Instructor: [00:00] Conceptually, a simple state machine is an object that contains a state's property that enumerates all the possible and hence finite states of a system and an initial property to define our initial state. To create a machine using xstate, we first import the machine constructor from the library.

[00:19] Next, we're going to create a machine instance by configuring it. Let's create a machine for an elevator. An elevator, and by this I specifically mean the box part contained in an elevator shaft that you and I stand in and remain awkwardly silent for the duration of the trip as three possible states.

[00:38] It can be stopped, it can be moving up, or it can be moving down. Our elevator will be initialized with the state of stop. I left our states empty for the time being just to show their enumeration.

[00:52] In order for our machine that work though, we have to add transitions in the each one of our states using the ON property. Our transitions define how we move from one state to the next.

[01:03] For example, an elevator that is stopped can only transition into moving up or moving down. To do this, we create the ON property, we make an object, we define our event names, and by convention we capitalize these, and the value is the key of our next state.

[01:22] To finish outer elevator, an elevator moving up can only be transitioned into being stopped or moving down. An elevator moving down can only be transitioned into being stopped or moving up.

[01:34] Now that, we've defined all the possible transitions in our machine. Let's create a function that allows us to send events to our machine and log out the current state.

[01:44] Now, a state machine doesn't actually store a state. It simply defines an enumerated state. We need to save our state elsewhere. To do this, I'll create a variable called current elevator state.

[01:57] I'll set to the initial state of our elevator. Now, I'll create a function that receives an event as an argument and uses the transition method on our machine in order to fire that transition.

[02:09] Transitions are pure function. We need to handle the state as its first argument and the event as the second argument. Lastly, we'll log out our current state after the transition has happened.

[02:21] Now that, we have our function. Let's use it a few times. Let's move our elevator up, down, and then stop it.

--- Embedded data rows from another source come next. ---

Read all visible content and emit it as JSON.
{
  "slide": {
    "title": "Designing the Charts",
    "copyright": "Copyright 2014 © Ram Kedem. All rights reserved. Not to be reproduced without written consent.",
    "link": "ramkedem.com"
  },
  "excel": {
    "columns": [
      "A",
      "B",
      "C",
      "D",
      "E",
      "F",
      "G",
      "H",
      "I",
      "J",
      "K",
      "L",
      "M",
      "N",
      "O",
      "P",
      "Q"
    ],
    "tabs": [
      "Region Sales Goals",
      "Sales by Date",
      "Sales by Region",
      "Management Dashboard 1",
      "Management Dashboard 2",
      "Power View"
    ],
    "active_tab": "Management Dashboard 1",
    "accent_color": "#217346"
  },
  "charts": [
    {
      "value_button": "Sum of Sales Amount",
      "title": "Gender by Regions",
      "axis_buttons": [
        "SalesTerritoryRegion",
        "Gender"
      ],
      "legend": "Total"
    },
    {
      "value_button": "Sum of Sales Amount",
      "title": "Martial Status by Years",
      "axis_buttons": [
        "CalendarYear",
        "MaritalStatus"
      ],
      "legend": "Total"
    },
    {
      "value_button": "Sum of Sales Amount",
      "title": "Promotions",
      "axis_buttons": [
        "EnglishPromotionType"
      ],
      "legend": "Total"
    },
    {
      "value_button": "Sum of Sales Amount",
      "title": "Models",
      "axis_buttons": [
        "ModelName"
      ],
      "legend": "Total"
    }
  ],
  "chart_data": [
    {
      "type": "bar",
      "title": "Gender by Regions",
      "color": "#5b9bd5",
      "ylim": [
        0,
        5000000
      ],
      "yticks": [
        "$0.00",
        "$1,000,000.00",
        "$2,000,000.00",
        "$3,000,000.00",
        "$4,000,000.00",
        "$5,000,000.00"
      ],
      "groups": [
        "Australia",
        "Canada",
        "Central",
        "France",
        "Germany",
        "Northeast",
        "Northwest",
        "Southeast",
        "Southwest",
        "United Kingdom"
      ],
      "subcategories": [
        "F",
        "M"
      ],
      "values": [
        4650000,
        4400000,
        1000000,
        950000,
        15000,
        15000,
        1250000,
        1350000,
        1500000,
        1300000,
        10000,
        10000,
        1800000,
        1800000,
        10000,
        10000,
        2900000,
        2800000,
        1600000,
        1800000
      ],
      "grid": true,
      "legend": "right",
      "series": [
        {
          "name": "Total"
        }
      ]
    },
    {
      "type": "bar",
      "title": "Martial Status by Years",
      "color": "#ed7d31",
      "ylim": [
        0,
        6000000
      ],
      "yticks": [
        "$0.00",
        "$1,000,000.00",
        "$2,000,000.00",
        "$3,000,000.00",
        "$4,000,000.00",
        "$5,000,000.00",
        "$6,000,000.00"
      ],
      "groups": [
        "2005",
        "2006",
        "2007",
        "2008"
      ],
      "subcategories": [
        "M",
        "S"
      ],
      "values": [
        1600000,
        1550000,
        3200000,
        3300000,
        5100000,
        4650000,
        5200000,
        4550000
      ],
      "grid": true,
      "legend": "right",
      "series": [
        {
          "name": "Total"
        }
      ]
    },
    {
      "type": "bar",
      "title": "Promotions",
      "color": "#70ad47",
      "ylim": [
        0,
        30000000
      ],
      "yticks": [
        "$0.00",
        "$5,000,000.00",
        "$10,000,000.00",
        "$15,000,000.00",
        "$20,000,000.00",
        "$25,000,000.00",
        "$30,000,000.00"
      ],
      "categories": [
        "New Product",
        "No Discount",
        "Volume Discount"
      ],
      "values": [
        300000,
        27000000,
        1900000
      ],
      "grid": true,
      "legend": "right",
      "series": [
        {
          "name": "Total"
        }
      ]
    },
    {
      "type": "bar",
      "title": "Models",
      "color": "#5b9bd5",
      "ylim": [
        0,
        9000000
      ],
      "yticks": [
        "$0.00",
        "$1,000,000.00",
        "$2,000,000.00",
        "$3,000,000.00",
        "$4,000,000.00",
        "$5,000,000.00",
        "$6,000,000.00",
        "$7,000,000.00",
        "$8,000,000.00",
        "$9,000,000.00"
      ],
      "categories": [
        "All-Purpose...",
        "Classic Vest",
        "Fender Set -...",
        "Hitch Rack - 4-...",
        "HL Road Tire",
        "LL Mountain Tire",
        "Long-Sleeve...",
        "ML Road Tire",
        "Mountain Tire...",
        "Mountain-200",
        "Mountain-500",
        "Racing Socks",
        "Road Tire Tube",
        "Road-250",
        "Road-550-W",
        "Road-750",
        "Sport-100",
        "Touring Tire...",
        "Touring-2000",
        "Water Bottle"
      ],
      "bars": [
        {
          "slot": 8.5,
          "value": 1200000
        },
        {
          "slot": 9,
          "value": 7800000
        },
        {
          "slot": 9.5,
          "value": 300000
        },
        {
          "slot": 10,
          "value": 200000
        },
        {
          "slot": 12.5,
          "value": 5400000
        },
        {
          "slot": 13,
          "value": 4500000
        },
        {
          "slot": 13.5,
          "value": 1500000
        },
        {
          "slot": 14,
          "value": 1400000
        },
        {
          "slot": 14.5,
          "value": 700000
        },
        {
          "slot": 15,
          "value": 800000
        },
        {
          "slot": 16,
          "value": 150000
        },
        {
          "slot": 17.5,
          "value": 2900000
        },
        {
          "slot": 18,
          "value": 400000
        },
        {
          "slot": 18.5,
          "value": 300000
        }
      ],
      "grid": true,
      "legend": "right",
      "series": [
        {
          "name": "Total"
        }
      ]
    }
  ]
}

Let's log this out in the terminal and see that our states updated.

[02:35] We'd see we move from a stop to an up state in the first one, from up to down in the second, and from down to stop in the third. Now, this doesn't prevent us from sending events that don't exist as possibilities in our machine like so.

[02:51] If I log this out, we'll see that the state doesn't change. See that in the fourth one, it remained in a stopped state. xstate machines provide as an option that put them into strict mode.

[03:02] What this would do is throw an error any time we try to send an event that's not one of the enumerated possibilities of the current state. Let's go up to our machine and put it in the strict mode, save it, and we'll come back down.

[03:16] When we run this in our terminal, we'll see that an error is thrown. If we scroll up a bit, we could see that it threw an error on our fourth one, and that error was machine, machine does not accept event foo.

[03:29] This points us to one more property we can add to our machines. This property is derived from the key property of our machine. By default, it's machine in parentheses, but we might want to give our machines a better names, so that we can identify it more easily an error messages.

[03:46] I'm going to go up to the top again. I'm going to give it a key property of elevator. We'll save this. We'll clear a terminal. Make it a little bit easier to read. Then, we'll run our file once more and see as somewhat better error message.

[04:02] Scrolling up and we see error machine elevator does not accept event foo.